La mort de Marie Stuart vint naturellement renforcer les liens religieux entre les deux royaumes sans que l'alliance ait été officialisée. Elisabeth avait fait assassiner sa cousine dans l'intérêt du protestantisme et Jacques n'était pas intervenu pour l'en empêcher dans le même intérêt. L'alliance était-elle donc toujours pertinente? Dans un certain sens, elle l'était toujours car les deux souverains tenaient à officialiser leurs bonnes relations pour légitimer leurs politiques présentes et les choix futurs liés à la succession d'Angleterre. Elle resta donc au centre des préoccupations décrites dans leur correspondance. Une fois officiellement conclue, en 1686 (21 juillet 1586, Bruce,157), le discours du roi d'Ecosse vis à vis de l'Angleterre changea. Il s'affirma et devint plus pressant. Les années passaient, la reine vieillissait, et malgré les preuves de bonne volonté de Jacques, Elisabeth persistait dans son refus de le déclarer même officieusement comme son héritier. Après avoir usé des liens affectifs qui l'unissaient à la reine, et après lui avoir prouvé qu'il serait son digne héritier en matière de politique ecclésiale, voire même ecclésiastique, Jacques utilisa l'argument patriotique pour mettre en avant les liens évidents qui unissaient naturellement les deux royaumes de l'île. Il s'agissait d'essayer de convaincre la reine que l'Ecosse était non plus une simple alliée, mais un royaume naturellement et intrinsèquement lié à l'Angleterre. La correspondance de Jacques à Elisabeth révèle ce point de vue encore jamais exprimé de la part d'un roi d'Ecosse envers l'Angleterre. Il était décidément prêt à tout pour le trône d'Angleterre.
3. Le fils naturel et le compatriote de l'Angleterre
L'attaque de la Grande Armada légitima l'alliance anglo-écossaise pour les sujets anglais et écossais. Le changement de perspective sur les relations entre les deux royaumes qu'elle impliquait permit à Jacques d'entreprendre une nouvelle stratégie pour enfin obtenir la promesse de sa cousine de le choisir comme successeur. La fin des années 1580 fut le témoin d'une pression sans précédent sur la reine d'Angleterre. Elle dura jusqu'en 1600. Elle coïncida aussi avec une période durant laquelle la reine était de plus en plus souvent malade. Jacques devenait sceptique quant à une issue favorable de la succession. Parallèlement à des négociations secrètes avec William Cecil, à la cour d'Angleterre, et avec le Pape et la chrétienté catholique et évangélique, pour obtenir leur soutien à la mort d'Elisabeth, il entreprit une nouvelle stratégie directement auprès d'elle: il ne fut dès lors plus seulement son fils et héritier politique et moral, il se présenta comme le meilleur allié de l'Angleterre, un compatriote de ce pays qu'il disait admirer. Les courriers faisant état de son sentiment presque patriotique se multiplièrent à partir de 1587. Ainsi, dans une lettre datée du 1er août 1588, il réitéra sa volonté de lutter aux côtés de l'Angleterre tel un compatriote, un voisin, un parent, un ami proche de ce royaume, tel un fils naturel, ce fils naturel adopté ou devant être reconnu par la souveraine:
Kinsman and neighbour I find myself to you and your country », « wherein I promess to behave myself, not as a stranger and foreyne prince, but as your natural sonne and compatriot of your country in all respectis. (Bruce, 51)
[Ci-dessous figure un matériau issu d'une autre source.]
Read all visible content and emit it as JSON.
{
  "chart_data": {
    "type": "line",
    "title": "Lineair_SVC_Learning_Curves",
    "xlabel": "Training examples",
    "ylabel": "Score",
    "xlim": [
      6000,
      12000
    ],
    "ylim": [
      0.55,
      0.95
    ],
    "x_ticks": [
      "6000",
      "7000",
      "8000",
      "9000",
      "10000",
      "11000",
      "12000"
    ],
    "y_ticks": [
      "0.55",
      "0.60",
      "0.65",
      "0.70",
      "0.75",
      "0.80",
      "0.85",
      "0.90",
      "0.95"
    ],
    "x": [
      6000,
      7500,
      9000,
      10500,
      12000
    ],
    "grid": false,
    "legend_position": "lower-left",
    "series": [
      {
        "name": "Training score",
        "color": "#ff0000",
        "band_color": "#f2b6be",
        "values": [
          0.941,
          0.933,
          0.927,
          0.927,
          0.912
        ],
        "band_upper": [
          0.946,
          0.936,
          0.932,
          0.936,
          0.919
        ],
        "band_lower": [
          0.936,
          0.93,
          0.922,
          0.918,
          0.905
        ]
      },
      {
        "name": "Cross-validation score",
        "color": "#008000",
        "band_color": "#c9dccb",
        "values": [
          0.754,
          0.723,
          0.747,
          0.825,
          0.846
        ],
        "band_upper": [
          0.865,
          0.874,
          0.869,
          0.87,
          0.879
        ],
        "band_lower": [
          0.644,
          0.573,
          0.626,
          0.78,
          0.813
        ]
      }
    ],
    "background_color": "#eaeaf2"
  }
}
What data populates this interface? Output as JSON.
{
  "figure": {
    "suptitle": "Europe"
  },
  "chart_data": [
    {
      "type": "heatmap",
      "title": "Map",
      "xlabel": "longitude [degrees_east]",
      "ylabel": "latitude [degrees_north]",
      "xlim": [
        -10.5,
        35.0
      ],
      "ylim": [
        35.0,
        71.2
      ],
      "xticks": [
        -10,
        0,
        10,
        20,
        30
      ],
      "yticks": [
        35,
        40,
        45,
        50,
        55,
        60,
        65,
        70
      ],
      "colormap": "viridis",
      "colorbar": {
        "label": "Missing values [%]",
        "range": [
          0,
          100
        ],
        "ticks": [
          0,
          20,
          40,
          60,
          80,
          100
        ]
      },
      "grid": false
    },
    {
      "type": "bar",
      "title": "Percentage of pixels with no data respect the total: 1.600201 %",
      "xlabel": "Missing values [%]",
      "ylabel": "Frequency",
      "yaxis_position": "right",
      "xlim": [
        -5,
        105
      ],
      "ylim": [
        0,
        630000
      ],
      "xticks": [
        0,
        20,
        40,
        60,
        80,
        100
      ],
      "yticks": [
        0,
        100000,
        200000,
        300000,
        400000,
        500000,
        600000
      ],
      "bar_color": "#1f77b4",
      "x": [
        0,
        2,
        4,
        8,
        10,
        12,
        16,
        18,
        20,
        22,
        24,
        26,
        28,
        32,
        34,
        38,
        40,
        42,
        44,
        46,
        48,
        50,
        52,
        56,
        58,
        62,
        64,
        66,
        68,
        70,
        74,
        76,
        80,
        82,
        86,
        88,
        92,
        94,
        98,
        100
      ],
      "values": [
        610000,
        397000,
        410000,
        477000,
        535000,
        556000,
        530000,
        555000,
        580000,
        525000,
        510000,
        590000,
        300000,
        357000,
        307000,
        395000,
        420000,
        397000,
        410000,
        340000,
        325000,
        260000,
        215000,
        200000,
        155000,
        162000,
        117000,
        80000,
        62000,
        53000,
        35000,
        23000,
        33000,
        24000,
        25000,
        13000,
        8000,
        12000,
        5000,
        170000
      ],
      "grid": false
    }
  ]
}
Il se présentait comme un peu anglais, en aucun cas comme un Ecossais déterminé à rester le plus éloigné possible de l'Angleterre et hermétique à toute idée de lien entre les deux royaumes. N'était-il pas habitant de l'île britannique qu'il dira quelques années plus tard, dans une déclaration à son Parlement, avoir été divisée par l'homme et en aucun cas par Dieu:
Hath not God first united these two Kingdomes both in language, Religion, and similitude of manners?,Yea, hath hee not made us all in one Island, compassed with one Sea, and of it selfe by nature so indivisible, as almost those that were borderers themselves on the late Borders, cannot distinguish, nor know, or discerne their own limits ((Speech to the Parliament, 19 mars 1604, dans J. Sommerville, King James VI and I Political Writings. Cambridge, Cambridge University Press, 1994, p. 135.))?
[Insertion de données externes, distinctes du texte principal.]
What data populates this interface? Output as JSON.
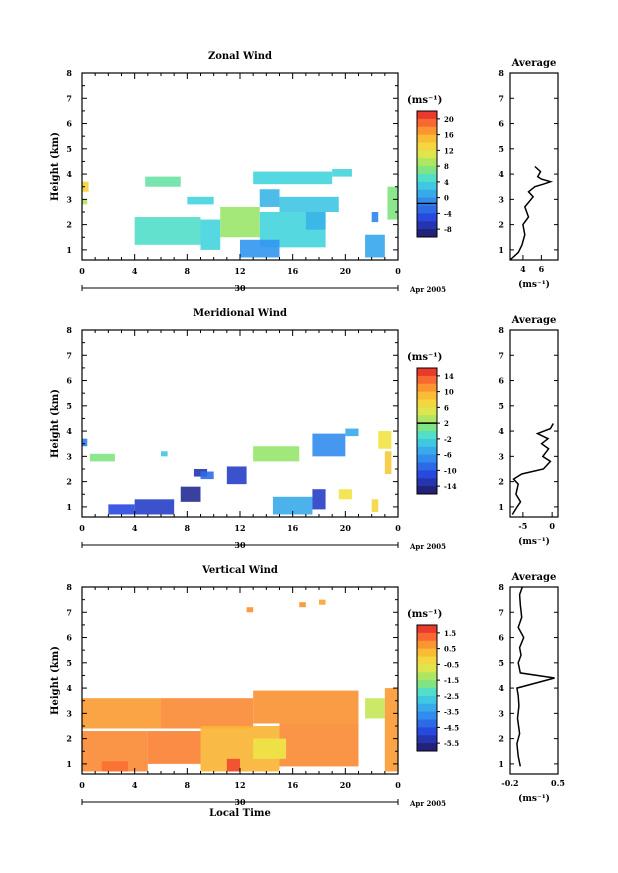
{
  "figure": {
    "month_label": "Apr 2005",
    "day_label": "30",
    "xlabel": "Local Time",
    "ylabel": "Height (km)",
    "avg_title": "Average",
    "unit": "(ms⁻¹)"
  },
  "chart_data": [
    {
      "type": "heatmap",
      "title": "Zonal Wind",
      "xlabel": "",
      "ylabel": "Height (km)",
      "x_ticks": [
        "0",
        "4",
        "8",
        "12",
        "16",
        "20",
        "0"
      ],
      "xlim": [
        0,
        24
      ],
      "ylim": [
        0.6,
        8
      ],
      "y_ticks": [
        "1",
        "2",
        "3",
        "4",
        "5",
        "6",
        "7",
        "8"
      ],
      "colorbar": {
        "unit": "(ms⁻¹)",
        "ticks": [
          "20",
          "16",
          "12",
          "8",
          "4",
          "0",
          "-4",
          "-8"
        ],
        "range": [
          -8,
          22
        ],
        "contour": 0
      },
      "cells": [
        {
          "x": [
            0,
            0.5
          ],
          "y": [
            3.3,
            3.7
          ],
          "value": 14
        },
        {
          "x": [
            0,
            0.4
          ],
          "y": [
            2.8,
            3.0
          ],
          "value": 10
        },
        {
          "x": [
            4.8,
            7.5
          ],
          "y": [
            3.5,
            3.9
          ],
          "value": 7
        },
        {
          "x": [
            8,
            10
          ],
          "y": [
            2.8,
            3.1
          ],
          "value": 5
        },
        {
          "x": [
            13,
            19
          ],
          "y": [
            3.6,
            4.1
          ],
          "value": 5
        },
        {
          "x": [
            19,
            20.5
          ],
          "y": [
            3.9,
            4.2
          ],
          "value": 5
        },
        {
          "x": [
            13.5,
            15
          ],
          "y": [
            2.7,
            3.4
          ],
          "value": 3
        },
        {
          "x": [
            15,
            19.5
          ],
          "y": [
            2.5,
            3.1
          ],
          "value": 4
        },
        {
          "x": [
            10.5,
            13.5
          ],
          "y": [
            1.5,
            2.7
          ],
          "value": 9
        },
        {
          "x": [
            13.5,
            18.5
          ],
          "y": [
            1.1,
            2.5
          ],
          "value": 5
        },
        {
          "x": [
            12,
            15
          ],
          "y": [
            0.7,
            1.4
          ],
          "value": 1
        },
        {
          "x": [
            4,
            9
          ],
          "y": [
            1.2,
            2.3
          ],
          "value": 6
        },
        {
          "x": [
            9,
            10.5
          ],
          "y": [
            1.0,
            2.2
          ],
          "value": 5
        },
        {
          "x": [
            17,
            18.5
          ],
          "y": [
            1.8,
            2.5
          ],
          "value": 3
        },
        {
          "x": [
            21.5,
            23
          ],
          "y": [
            0.7,
            1.6
          ],
          "value": 2
        },
        {
          "x": [
            23.2,
            24
          ],
          "y": [
            2.2,
            3.5
          ],
          "value": 8
        },
        {
          "x": [
            22,
            22.5
          ],
          "y": [
            2.1,
            2.5
          ],
          "value": 0
        }
      ],
      "average": {
        "xlim": [
          2.6,
          7.8
        ],
        "x_ticks": [
          "4",
          "6"
        ],
        "unit": "(ms⁻¹)",
        "profile": [
          [
            2.6,
            0.6
          ],
          [
            3.5,
            0.9
          ],
          [
            3.9,
            1.2
          ],
          [
            4.2,
            1.6
          ],
          [
            4.0,
            2.0
          ],
          [
            4.6,
            2.3
          ],
          [
            4.2,
            2.7
          ],
          [
            5.1,
            3.1
          ],
          [
            4.6,
            3.3
          ],
          [
            5.3,
            3.5
          ],
          [
            6.2,
            3.6
          ],
          [
            7.0,
            3.7
          ],
          [
            6.0,
            3.8
          ],
          [
            5.6,
            3.9
          ],
          [
            5.9,
            4.1
          ],
          [
            5.3,
            4.3
          ]
        ]
      }
    },
    {
      "type": "heatmap",
      "title": "Meridional Wind",
      "xlabel": "",
      "ylabel": "Height (km)",
      "x_ticks": [
        "0",
        "4",
        "8",
        "12",
        "16",
        "20",
        "0"
      ],
      "xlim": [
        0,
        24
      ],
      "ylim": [
        0.6,
        8
      ],
      "y_ticks": [
        "1",
        "2",
        "3",
        "4",
        "5",
        "6",
        "7",
        "8"
      ],
      "colorbar": {
        "unit": "(ms⁻¹)",
        "ticks": [
          "14",
          "10",
          "6",
          "2",
          "-2",
          "-6",
          "-10",
          "-14"
        ],
        "range": [
          -16,
          16
        ],
        "contour": 2
      },
      "cells": [
        {
          "x": [
            0,
            0.4
          ],
          "y": [
            3.4,
            3.7
          ],
          "value": -8
        },
        {
          "x": [
            0.6,
            2.5
          ],
          "y": [
            2.8,
            3.1
          ],
          "value": 1
        },
        {
          "x": [
            6,
            6.5
          ],
          "y": [
            3.0,
            3.2
          ],
          "value": -3
        },
        {
          "x": [
            13,
            16.5
          ],
          "y": [
            2.8,
            3.4
          ],
          "value": 2
        },
        {
          "x": [
            17.5,
            20
          ],
          "y": [
            3.0,
            3.9
          ],
          "value": -7
        },
        {
          "x": [
            20,
            21
          ],
          "y": [
            3.8,
            4.1
          ],
          "value": -5
        },
        {
          "x": [
            22.5,
            23.5
          ],
          "y": [
            3.3,
            4.0
          ],
          "value": 6
        },
        {
          "x": [
            8.5,
            9.5
          ],
          "y": [
            2.2,
            2.5
          ],
          "value": -13
        },
        {
          "x": [
            11,
            12.5
          ],
          "y": [
            1.9,
            2.6
          ],
          "value": -12
        },
        {
          "x": [
            9,
            10
          ],
          "y": [
            2.1,
            2.4
          ],
          "value": -9
        },
        {
          "x": [
            7.5,
            9
          ],
          "y": [
            1.2,
            1.8
          ],
          "value": -14
        },
        {
          "x": [
            4,
            7
          ],
          "y": [
            0.7,
            1.3
          ],
          "value": -12
        },
        {
          "x": [
            2,
            4
          ],
          "y": [
            0.7,
            1.1
          ],
          "value": -11
        },
        {
          "x": [
            14.5,
            17.5
          ],
          "y": [
            0.7,
            1.4
          ],
          "value": -5
        },
        {
          "x": [
            17.5,
            18.5
          ],
          "y": [
            0.9,
            1.7
          ],
          "value": -12
        },
        {
          "x": [
            19.5,
            20.5
          ],
          "y": [
            1.3,
            1.7
          ],
          "value": 6
        },
        {
          "x": [
            22,
            22.5
          ],
          "y": [
            0.8,
            1.3
          ],
          "value": 7
        },
        {
          "x": [
            23,
            23.5
          ],
          "y": [
            2.3,
            3.2
          ],
          "value": 8
        }
      ],
      "average": {
        "xlim": [
          -7.2,
          1.0
        ],
        "x_ticks": [
          "-5",
          "0"
        ],
        "unit": "(ms⁻¹)",
        "profile": [
          [
            -6.8,
            0.7
          ],
          [
            -6.0,
            1.0
          ],
          [
            -5.4,
            1.2
          ],
          [
            -6.2,
            1.5
          ],
          [
            -5.8,
            1.9
          ],
          [
            -6.6,
            2.1
          ],
          [
            -5.2,
            2.3
          ],
          [
            -1.5,
            2.5
          ],
          [
            -0.3,
            2.8
          ],
          [
            -1.6,
            3.0
          ],
          [
            -0.6,
            3.3
          ],
          [
            -1.8,
            3.5
          ],
          [
            -0.7,
            3.7
          ],
          [
            -2.5,
            3.9
          ],
          [
            -0.3,
            4.1
          ],
          [
            0.2,
            4.3
          ]
        ]
      }
    },
    {
      "type": "heatmap",
      "title": "Vertical Wind",
      "xlabel": "Local Time",
      "ylabel": "Height (km)",
      "x_ticks": [
        "0",
        "4",
        "8",
        "12",
        "16",
        "20",
        "0"
      ],
      "xlim": [
        0,
        24
      ],
      "ylim": [
        0.6,
        8
      ],
      "y_ticks": [
        "1",
        "2",
        "3",
        "4",
        "5",
        "6",
        "7",
        "8"
      ],
      "colorbar": {
        "unit": "(ms⁻¹)",
        "ticks": [
          "1.5",
          "0.5",
          "-0.5",
          "-1.5",
          "-2.5",
          "-3.5",
          "-4.5",
          "-5.5"
        ],
        "range": [
          -6,
          2
        ],
        "contour": null
      },
      "cells": [
        {
          "x": [
            12.5,
            13
          ],
          "y": [
            7.0,
            7.2
          ],
          "value": 0.8
        },
        {
          "x": [
            16.5,
            17
          ],
          "y": [
            7.2,
            7.4
          ],
          "value": 0.8
        },
        {
          "x": [
            18,
            18.5
          ],
          "y": [
            7.3,
            7.5
          ],
          "value": 0.6
        },
        {
          "x": [
            0,
            6
          ],
          "y": [
            2.4,
            3.6
          ],
          "value": 0.7
        },
        {
          "x": [
            6,
            13
          ],
          "y": [
            2.4,
            3.6
          ],
          "value": 0.9
        },
        {
          "x": [
            13,
            21
          ],
          "y": [
            2.6,
            3.9
          ],
          "value": 0.8
        },
        {
          "x": [
            0,
            5
          ],
          "y": [
            0.7,
            2.3
          ],
          "value": 0.9
        },
        {
          "x": [
            5,
            9
          ],
          "y": [
            1.0,
            2.3
          ],
          "value": 1.0
        },
        {
          "x": [
            9,
            15
          ],
          "y": [
            0.7,
            2.5
          ],
          "value": 0.4
        },
        {
          "x": [
            15,
            21
          ],
          "y": [
            0.9,
            2.6
          ],
          "value": 0.9
        },
        {
          "x": [
            11,
            12
          ],
          "y": [
            0.7,
            1.2
          ],
          "value": 1.6
        },
        {
          "x": [
            13,
            15.5
          ],
          "y": [
            1.2,
            2.0
          ],
          "value": -0.6
        },
        {
          "x": [
            21.5,
            23
          ],
          "y": [
            2.8,
            3.6
          ],
          "value": -1.0
        },
        {
          "x": [
            23,
            24
          ],
          "y": [
            0.7,
            4.0
          ],
          "value": 0.7
        },
        {
          "x": [
            1.5,
            3.5
          ],
          "y": [
            0.7,
            1.1
          ],
          "value": 1.2
        }
      ],
      "average": {
        "xlim": [
          -0.2,
          0.5
        ],
        "x_ticks": [
          "-0.2",
          "0.5"
        ],
        "unit": "(ms⁻¹)",
        "profile": [
          [
            -0.05,
            0.9
          ],
          [
            -0.08,
            1.3
          ],
          [
            -0.1,
            1.8
          ],
          [
            -0.06,
            2.2
          ],
          [
            -0.09,
            2.8
          ],
          [
            -0.07,
            3.3
          ],
          [
            -0.08,
            3.7
          ],
          [
            -0.1,
            4.0
          ],
          [
            0.45,
            4.4
          ],
          [
            -0.05,
            4.6
          ],
          [
            -0.08,
            5.0
          ],
          [
            -0.04,
            5.3
          ],
          [
            -0.06,
            5.6
          ],
          [
            0.0,
            6.0
          ],
          [
            -0.08,
            6.4
          ],
          [
            -0.03,
            6.8
          ],
          [
            -0.05,
            7.3
          ],
          [
            -0.06,
            7.7
          ],
          [
            -0.02,
            8.0
          ]
        ]
      }
    }
  ]
}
En tant qu'Ecossais, il était naturellement de son devoir de protéger toute l'île britannique (« the whole Ile of Britayne ((Lettre du 1 août 1588, Bruce, op.cit. p. 51. Notons qu'il ne s'agissait pas là encore de la « Grande-Bretagne », union des couronnes d'Ecosse et d'Angleterre, mais seulement de la référence à l'île que les Romains avaient appelée « Magna Britanie » et souvent réduite au nom de « Britania » ou « Britaine » par les contemporains.)) »). Quelques mois plus tard, il insistait toujours auprès de la reine pour la convaincre de son attachement au royaume d'Angleterre. Cette fois, il se montrait déterminé à créer des liens solides à la fois culturels et politiques entre les deux pays. Il demandait conseil à Elisabeth par lettres interposées et par l'intermédiaire de son ambassadeur Wemyss pour renforcer l'amitié des deux royaumes, sous-entendant que cette amitié serait favorable à tous lors de la succession:
to crave your advice for my particulare behavioure in preparing myself and countrie as the necessitie of the time shall require; how to settle my state and person in suche respectis as may be required of one of my age and calling. (18 mars 1589, Bruce, 66)
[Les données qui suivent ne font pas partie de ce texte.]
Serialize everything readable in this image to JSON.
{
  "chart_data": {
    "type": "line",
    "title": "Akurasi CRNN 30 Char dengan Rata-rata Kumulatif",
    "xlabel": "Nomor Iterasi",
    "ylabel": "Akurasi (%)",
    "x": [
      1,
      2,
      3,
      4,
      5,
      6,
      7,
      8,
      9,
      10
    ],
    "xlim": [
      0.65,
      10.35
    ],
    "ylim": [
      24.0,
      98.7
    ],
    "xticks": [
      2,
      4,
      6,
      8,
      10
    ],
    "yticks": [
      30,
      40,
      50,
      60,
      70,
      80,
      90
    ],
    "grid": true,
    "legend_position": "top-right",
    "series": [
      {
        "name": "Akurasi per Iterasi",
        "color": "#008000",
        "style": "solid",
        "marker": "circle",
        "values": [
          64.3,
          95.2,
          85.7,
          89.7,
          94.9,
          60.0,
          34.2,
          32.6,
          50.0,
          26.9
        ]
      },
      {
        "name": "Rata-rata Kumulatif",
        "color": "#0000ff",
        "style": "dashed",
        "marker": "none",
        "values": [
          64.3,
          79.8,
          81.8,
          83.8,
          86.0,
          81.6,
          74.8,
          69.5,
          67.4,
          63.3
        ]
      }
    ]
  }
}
Cette nécessité pouvait être interprétée comme on le voulait... l'ambiguïté restait de mise pour ne pas trop froisser la reine. Mais la prudence laissa vite place à l'impatience et le roi devint moins diplomate en affichant ses prétentions publiquement. Il reprit ce discours dans Basilikon Doron. Ce manuel destiné officiellement à son fils se révéla être une tentative pour changer les mentalités des Ecossais envers son statut de roi d'Ecosse et prochainement, espérait-il, d'Angleterre. Il y avait évoqué, par exemple, son intention de se rapprocher de l'Angleterre non seulement politiquement mais aussi par une meilleure connaissance de ses us et coutumes:
And as for England, [...] I hope in that God, who ever favoureth the right, before I die, to be as well acquainted with their fashions (Basilikon Doron, Cambridge, 25)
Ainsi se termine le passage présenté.